Yesterday David presented his work in the context of the College’s ‘Making Space for Art’ lecture series.


This picture shows David during his talk. He is standing in front of a screen on which we are shown an image of 'Too Big to Feel' in its first location in front of the Founder's Building. (Photo by Ruth Hemus)

I particularly like the way that ‘Too Big to Feel’ celebrates the creative potential of Braille whilst at the same time raising questions about the opacity of language and its meanings more generally. By making Braille both the subject and the medium of his work, David invites non-blind people to engage imaginatively with the techniques blind people use to read and write. Rather than being the reserve of a few, Braille becomes visible to, and touchable by, everyone. Blindness’s creative potential is thus celebrated and assistive technologies are consequently transformed into exciting and innovative ways of questioning our relationship with language and the senses.


This picture shows another of David’s Braille creations,  ‘Eggs’. Three casts of egg boxes sit on a table. Inside each nestle concrete eggs. The eggs are arranged to spell out 'egg' in grade 2 Braille. (Photo by Ruth Hemus)

David uses the screen-reading software JAWS to access his computer. By hooking his laptop up to the seminar room’s projector, we were able to see images of David’s works whilst at the same time hearing the computer’s audio prompts to him. This had the unintended consequence of demonstrating to non-blind members of the audience how screen reading technology works whilst simultaneously revealing its artistic potential. As he does with Braille, David uses JAWS in his artistic creations. His work ‘Rosie One’ is an audio installation in which the screen-reader’s response to a word document reveals both the arbitrary nature of language and the human brain’s ability to jump between two different interpretations of the same sounds.

You can listen to the whole of David's talk, including 'Rosie One' by clicking here.

As well as using various kinds of assistive technology in his work, David also works with friends and assistants in the creation of his art works.  David’s blindness means that there are times when he has to trust other people to make choices for him, particularly when he wants to include colour in his work.


This picture shows 'Citrus Corners': several black triangles, which have been made from casts of the inside of plastic bags, sit on a black perspex square on a table. The tips of these 'corners' have been painted yellow. David explained the process of communication involved when his assistant helps him decide which shade of yellow to use. (Photo by Ruth Hemus)

David’s collaborative art practices challenge the received notions that dependency on others is a sign of weakness, and that disabled people should strive for independence. During his talk, David asked each member to the audience to create a human figure out of plasticine.  At the end of the talk, he asked us to place these figures in a circle, facing inwards. The resulting artwork was a celebration of collaboration: on their own each figure meant nothing, but together they stood for the creative power of the group.


This picture shows the finished collaborate artwork. Fifteen green plasticine figures of various shapes and sizes stand or sit on a table. They are in a large circle and are all facing inwards, towards each other. (Photo by Ruth Hemus)

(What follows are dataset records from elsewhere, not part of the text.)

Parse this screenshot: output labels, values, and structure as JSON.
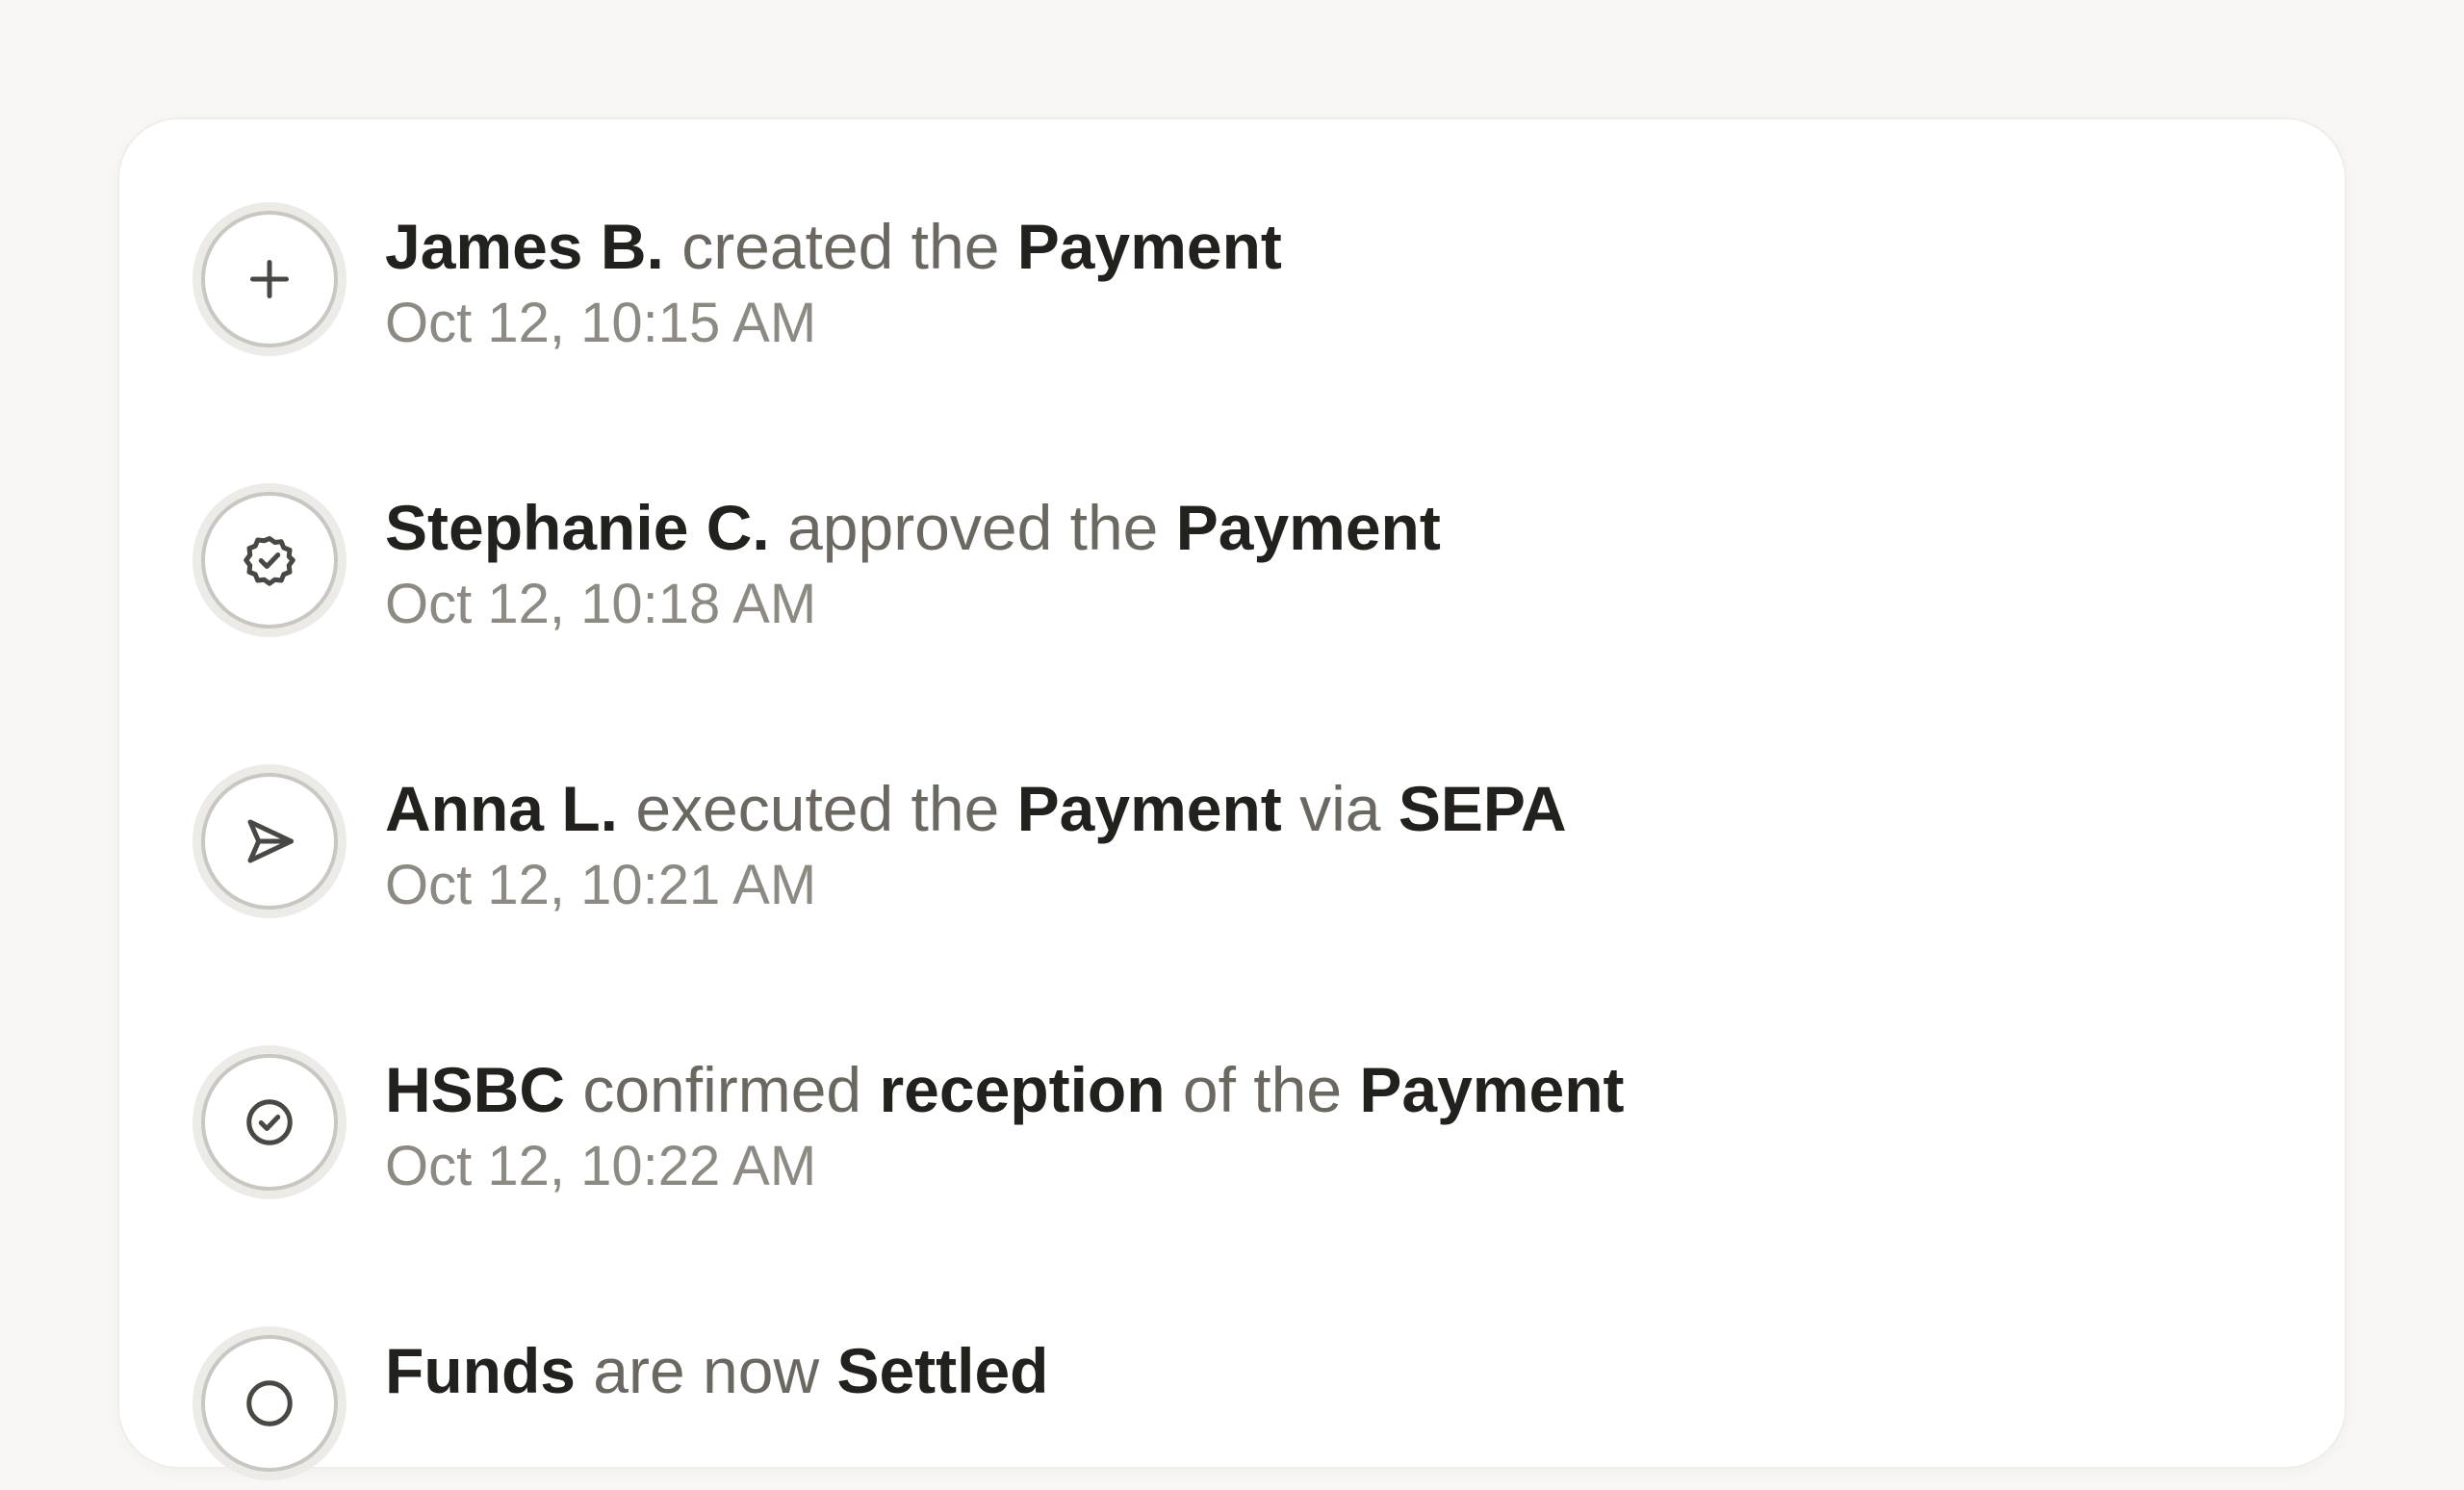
{
  "events": [
    {
      "icon": "plus-icon",
      "parts": [
        {
          "text": "James B.",
          "bold": true
        },
        {
          "text": " created the ",
          "bold": false
        },
        {
          "text": "Payment",
          "bold": true
        }
      ],
      "time": "Oct 12, 10:15 AM"
    },
    {
      "icon": "badge-check-icon",
      "parts": [
        {
          "text": "Stephanie C.",
          "bold": true
        },
        {
          "text": " approved the ",
          "bold": false
        },
        {
          "text": "Payment",
          "bold": true
        }
      ],
      "time": "Oct 12, 10:18 AM"
    },
    {
      "icon": "send-icon",
      "parts": [
        {
          "text": "Anna L.",
          "bold": true
        },
        {
          "text": " executed the ",
          "bold": false
        },
        {
          "text": "Payment",
          "bold": true
        },
        {
          "text": " via ",
          "bold": false
        },
        {
          "text": "SEPA",
          "bold": true
        }
      ],
      "time": "Oct 12, 10:21 AM"
    },
    {
      "icon": "check-circle-icon",
      "parts": [
        {
          "text": "HSBC",
          "bold": true
        },
        {
          "text": " confirmed ",
          "bold": false
        },
        {
          "text": "reception",
          "bold": true
        },
        {
          "text": " of the ",
          "bold": false
        },
        {
          "text": "Payment",
          "bold": true
        }
      ],
      "time": "Oct 12, 10:22 AM"
    },
    {
      "icon": "circle-icon",
      "parts": [
        {
          "text": "Funds",
          "bold": true
        },
        {
          "text": " are now ",
          "bold": false
        },
        {
          "text": "Settled",
          "bold": true
        }
      ],
      "time": ""
    }
  ]
}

I am delighted that as a result of Blind Creations, my collaboration with David will continue. In February we travel to Boston to take part in a panel at the 2016 Transcultural Exchange Conference and David has also secured Arts Council funding to visit Art beyond Sight in New York and to present a pop-up exhibition in Montreal. We also hope to invite him back to campus later in the year to run more collaborative art-making workshops with our students.